Simeon Holly's face paled a little; still, he knew David had not meant to make it so hard.
"Why, it's my 'start'—just what I was going to have with the gold-pieces," cried David joyously. Then, uttering a sharp cry of consternation, he clapped his fingers to his lips.
"Your—what?" asked the man.
"N—nothing, really, Mr. Holly,—Uncle Simeon,—n—nothing."
Something, either the boy's agitation, or the luckless mention of the gold-pieces sent a sudden dismayed suspicion into Simeon Holly's eyes.
"Your 'start'?—the 'gold-pieces'? David, what do you mean?"
David shook his head. He did not intend to tell. But gently, persistently, Simeon Holly questioned until the whole piteous little tale lay bare before him: the hopes, the house of dreams, the sacrifice.
David saw then what it means when a strong man is shaken by an emotion that has mastered him; and the sight awed and frightened the boy.
"Mr. Holly, is it because I'm—going—that you care—so much? I never thought—or supposed—you'd—CARE," he faltered.
There was no answer.

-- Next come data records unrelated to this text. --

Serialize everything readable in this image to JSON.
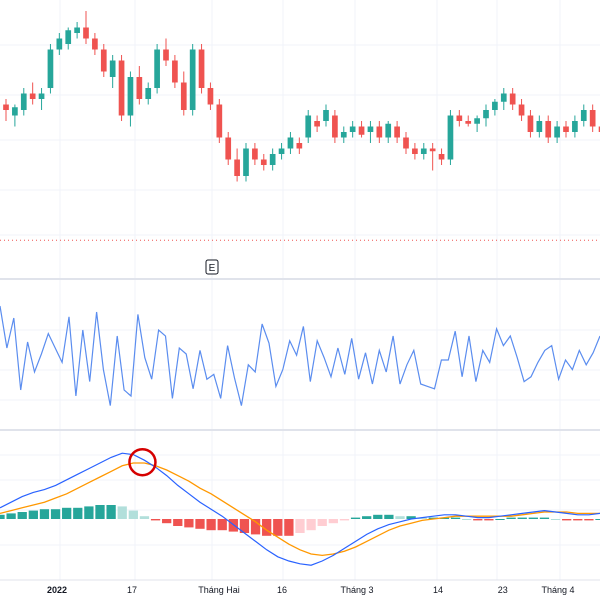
{
  "colors": {
    "up": "#26a69a",
    "down": "#ef5350",
    "hist_up_strong": "#26a69a",
    "hist_up_weak": "#b2dfdb",
    "hist_down_strong": "#ef5350",
    "hist_down_weak": "#ffcdd2",
    "macd_line": "#2962ff",
    "signal_line": "#ff9800",
    "oscillator_line": "#5b8def",
    "dotted_line": "#ef5350",
    "grid": "#f0f3fa",
    "separator": "#e0e3eb",
    "axis_text": "#131722",
    "highlight_circle": "#d50000"
  },
  "event_marker": {
    "label": "E"
  },
  "chart_data": [
    {
      "type": "candlestick",
      "pane": "price",
      "ylim": [
        0,
        100
      ],
      "dotted_level": 13,
      "candles": [
        {
          "o": 62,
          "h": 64,
          "l": 56,
          "c": 60
        },
        {
          "o": 58,
          "h": 62,
          "l": 54,
          "c": 61
        },
        {
          "o": 60,
          "h": 68,
          "l": 58,
          "c": 66
        },
        {
          "o": 66,
          "h": 70,
          "l": 62,
          "c": 64
        },
        {
          "o": 64,
          "h": 68,
          "l": 60,
          "c": 66
        },
        {
          "o": 68,
          "h": 84,
          "l": 66,
          "c": 82
        },
        {
          "o": 82,
          "h": 88,
          "l": 80,
          "c": 86
        },
        {
          "o": 84,
          "h": 90,
          "l": 82,
          "c": 89
        },
        {
          "o": 88,
          "h": 92,
          "l": 86,
          "c": 90
        },
        {
          "o": 90,
          "h": 96,
          "l": 84,
          "c": 86
        },
        {
          "o": 86,
          "h": 88,
          "l": 80,
          "c": 82
        },
        {
          "o": 82,
          "h": 84,
          "l": 72,
          "c": 74
        },
        {
          "o": 72,
          "h": 80,
          "l": 68,
          "c": 78
        },
        {
          "o": 78,
          "h": 80,
          "l": 56,
          "c": 58
        },
        {
          "o": 58,
          "h": 74,
          "l": 54,
          "c": 72
        },
        {
          "o": 72,
          "h": 76,
          "l": 62,
          "c": 64
        },
        {
          "o": 64,
          "h": 70,
          "l": 62,
          "c": 68
        },
        {
          "o": 68,
          "h": 84,
          "l": 66,
          "c": 82
        },
        {
          "o": 82,
          "h": 86,
          "l": 76,
          "c": 78
        },
        {
          "o": 78,
          "h": 80,
          "l": 68,
          "c": 70
        },
        {
          "o": 70,
          "h": 74,
          "l": 58,
          "c": 60
        },
        {
          "o": 60,
          "h": 84,
          "l": 58,
          "c": 82
        },
        {
          "o": 82,
          "h": 84,
          "l": 66,
          "c": 68
        },
        {
          "o": 68,
          "h": 70,
          "l": 60,
          "c": 62
        },
        {
          "o": 62,
          "h": 64,
          "l": 48,
          "c": 50
        },
        {
          "o": 50,
          "h": 52,
          "l": 40,
          "c": 42
        },
        {
          "o": 42,
          "h": 46,
          "l": 34,
          "c": 36
        },
        {
          "o": 36,
          "h": 48,
          "l": 34,
          "c": 46
        },
        {
          "o": 46,
          "h": 48,
          "l": 40,
          "c": 42
        },
        {
          "o": 42,
          "h": 44,
          "l": 38,
          "c": 40
        },
        {
          "o": 40,
          "h": 46,
          "l": 38,
          "c": 44
        },
        {
          "o": 44,
          "h": 48,
          "l": 42,
          "c": 46
        },
        {
          "o": 46,
          "h": 52,
          "l": 44,
          "c": 50
        },
        {
          "o": 48,
          "h": 50,
          "l": 44,
          "c": 46
        },
        {
          "o": 50,
          "h": 60,
          "l": 48,
          "c": 58
        },
        {
          "o": 56,
          "h": 58,
          "l": 52,
          "c": 54
        },
        {
          "o": 56,
          "h": 62,
          "l": 54,
          "c": 60
        },
        {
          "o": 58,
          "h": 60,
          "l": 48,
          "c": 50
        },
        {
          "o": 50,
          "h": 54,
          "l": 48,
          "c": 52
        },
        {
          "o": 52,
          "h": 56,
          "l": 50,
          "c": 54
        },
        {
          "o": 54,
          "h": 56,
          "l": 50,
          "c": 51
        },
        {
          "o": 52,
          "h": 56,
          "l": 48,
          "c": 54
        },
        {
          "o": 54,
          "h": 56,
          "l": 48,
          "c": 50
        },
        {
          "o": 50,
          "h": 56,
          "l": 48,
          "c": 55
        },
        {
          "o": 54,
          "h": 56,
          "l": 48,
          "c": 50
        },
        {
          "o": 50,
          "h": 52,
          "l": 44,
          "c": 46
        },
        {
          "o": 46,
          "h": 48,
          "l": 42,
          "c": 44
        },
        {
          "o": 44,
          "h": 48,
          "l": 42,
          "c": 46
        },
        {
          "o": 46,
          "h": 48,
          "l": 38,
          "c": 45
        },
        {
          "o": 44,
          "h": 46,
          "l": 40,
          "c": 42
        },
        {
          "o": 42,
          "h": 60,
          "l": 40,
          "c": 58
        },
        {
          "o": 58,
          "h": 60,
          "l": 54,
          "c": 56
        },
        {
          "o": 56,
          "h": 58,
          "l": 54,
          "c": 55
        },
        {
          "o": 55,
          "h": 58,
          "l": 52,
          "c": 57
        },
        {
          "o": 57,
          "h": 62,
          "l": 54,
          "c": 60
        },
        {
          "o": 60,
          "h": 64,
          "l": 58,
          "c": 63
        },
        {
          "o": 63,
          "h": 68,
          "l": 60,
          "c": 66
        },
        {
          "o": 66,
          "h": 68,
          "l": 60,
          "c": 62
        },
        {
          "o": 62,
          "h": 64,
          "l": 56,
          "c": 58
        },
        {
          "o": 58,
          "h": 60,
          "l": 50,
          "c": 52
        },
        {
          "o": 52,
          "h": 58,
          "l": 50,
          "c": 56
        },
        {
          "o": 56,
          "h": 58,
          "l": 48,
          "c": 50
        },
        {
          "o": 50,
          "h": 56,
          "l": 48,
          "c": 54
        },
        {
          "o": 54,
          "h": 56,
          "l": 50,
          "c": 52
        },
        {
          "o": 52,
          "h": 58,
          "l": 50,
          "c": 56
        },
        {
          "o": 56,
          "h": 62,
          "l": 54,
          "c": 60
        },
        {
          "o": 60,
          "h": 62,
          "l": 52,
          "c": 54
        },
        {
          "o": 54,
          "h": 56,
          "l": 50,
          "c": 52
        }
      ]
    },
    {
      "type": "line",
      "pane": "oscillator",
      "ylim": [
        0,
        100
      ],
      "values": [
        95,
        60,
        85,
        25,
        65,
        40,
        55,
        72,
        60,
        48,
        86,
        20,
        75,
        32,
        90,
        42,
        12,
        70,
        25,
        20,
        88,
        52,
        34,
        75,
        70,
        18,
        60,
        55,
        26,
        58,
        34,
        38,
        18,
        62,
        35,
        12,
        46,
        40,
        80,
        64,
        28,
        42,
        66,
        54,
        78,
        32,
        66,
        52,
        36,
        60,
        38,
        68,
        34,
        56,
        30,
        58,
        40,
        70,
        30,
        46,
        58,
        30,
        28,
        26,
        50,
        50,
        74,
        36,
        70,
        32,
        58,
        48,
        76,
        62,
        70,
        52,
        32,
        36,
        48,
        58,
        62,
        34,
        50,
        42,
        58,
        46,
        56,
        70
      ],
      "ylabel": ""
    },
    {
      "type": "macd",
      "pane": "macd",
      "ylim": [
        -40,
        60
      ],
      "macd": [
        8,
        12,
        16,
        19,
        21,
        24,
        28,
        32,
        36,
        40,
        44,
        47,
        46,
        42,
        37,
        31,
        24,
        18,
        12,
        7,
        2,
        -4,
        -10,
        -16,
        -22,
        -27,
        -30,
        -32,
        -33,
        -30,
        -26,
        -21,
        -16,
        -11,
        -7,
        -4,
        -2,
        0,
        1,
        2,
        3,
        3,
        2,
        1,
        1,
        2,
        3,
        4,
        5,
        6,
        5,
        4,
        3,
        3,
        4
      ],
      "signal": [
        4,
        6,
        8,
        10,
        12,
        15,
        18,
        22,
        26,
        30,
        34,
        38,
        40,
        40,
        38,
        35,
        31,
        27,
        22,
        18,
        13,
        8,
        3,
        -2,
        -8,
        -13,
        -18,
        -22,
        -25,
        -26,
        -25,
        -23,
        -20,
        -16,
        -12,
        -8,
        -5,
        -3,
        -1,
        0,
        1,
        2,
        2,
        2,
        2,
        2,
        2,
        3,
        4,
        5,
        5,
        5,
        4,
        4,
        4
      ],
      "histogram": [
        3,
        4,
        5,
        6,
        7,
        7,
        8,
        8,
        9,
        10,
        10,
        9,
        6,
        2,
        -1,
        -3,
        -5,
        -6,
        -7,
        -8,
        -8,
        -9,
        -10,
        -11,
        -12,
        -12,
        -12,
        -10,
        -8,
        -5,
        -3,
        -1,
        1,
        2,
        3,
        3,
        2,
        2,
        1,
        1,
        1,
        1,
        0,
        -1,
        -1,
        0,
        1,
        1,
        1,
        1,
        0,
        -1,
        -1,
        -1,
        0
      ],
      "highlight_index": 13
    }
  ],
  "x_axis": {
    "tick_labels": [
      "2022",
      "17",
      "Tháng Hai",
      "16",
      "Tháng 3",
      "14",
      "23",
      "Tháng 4"
    ],
    "tick_fractions": [
      0.095,
      0.22,
      0.365,
      0.47,
      0.595,
      0.73,
      0.838,
      0.93
    ]
  }
}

Simeon Holly's eyes were turned quite away.
"Uncle Simeon—PLEASE! I—I think I don't want to go, anyway. I—I'm sure I don't want to go—and leave YOU!"
Simeon Holly turned then, and spoke.
"Go? Of course you'll go, David. Do you think I'd tie you here to me—NOW?" he choked. "What don't I owe to you—home, son, happiness! Go?—of course you'll go. I wonder if you really think I'd let you stay! Come, we'll go down to mother and tell her. I suspect she'll want to start in to-night to get your socks all mended up!" And with head erect and a determined step, Simeon Holly faced the mighty sacrifice in his turn, and led the way downstairs.
The friends, the relatives, the adoring public, the mint of money—they are all David's now. But once each year, man grown though he is, he picks up his violin and journeys to a little village far up among the hills. There in a quiet kitchen he plays to an old man and an old woman; and always to himself he says that he is practicing against the time when, his violin at his chin and the bow drawn across the strings, he shall go to meet his father in the far-away land, and tell him of the beautiful world he has left.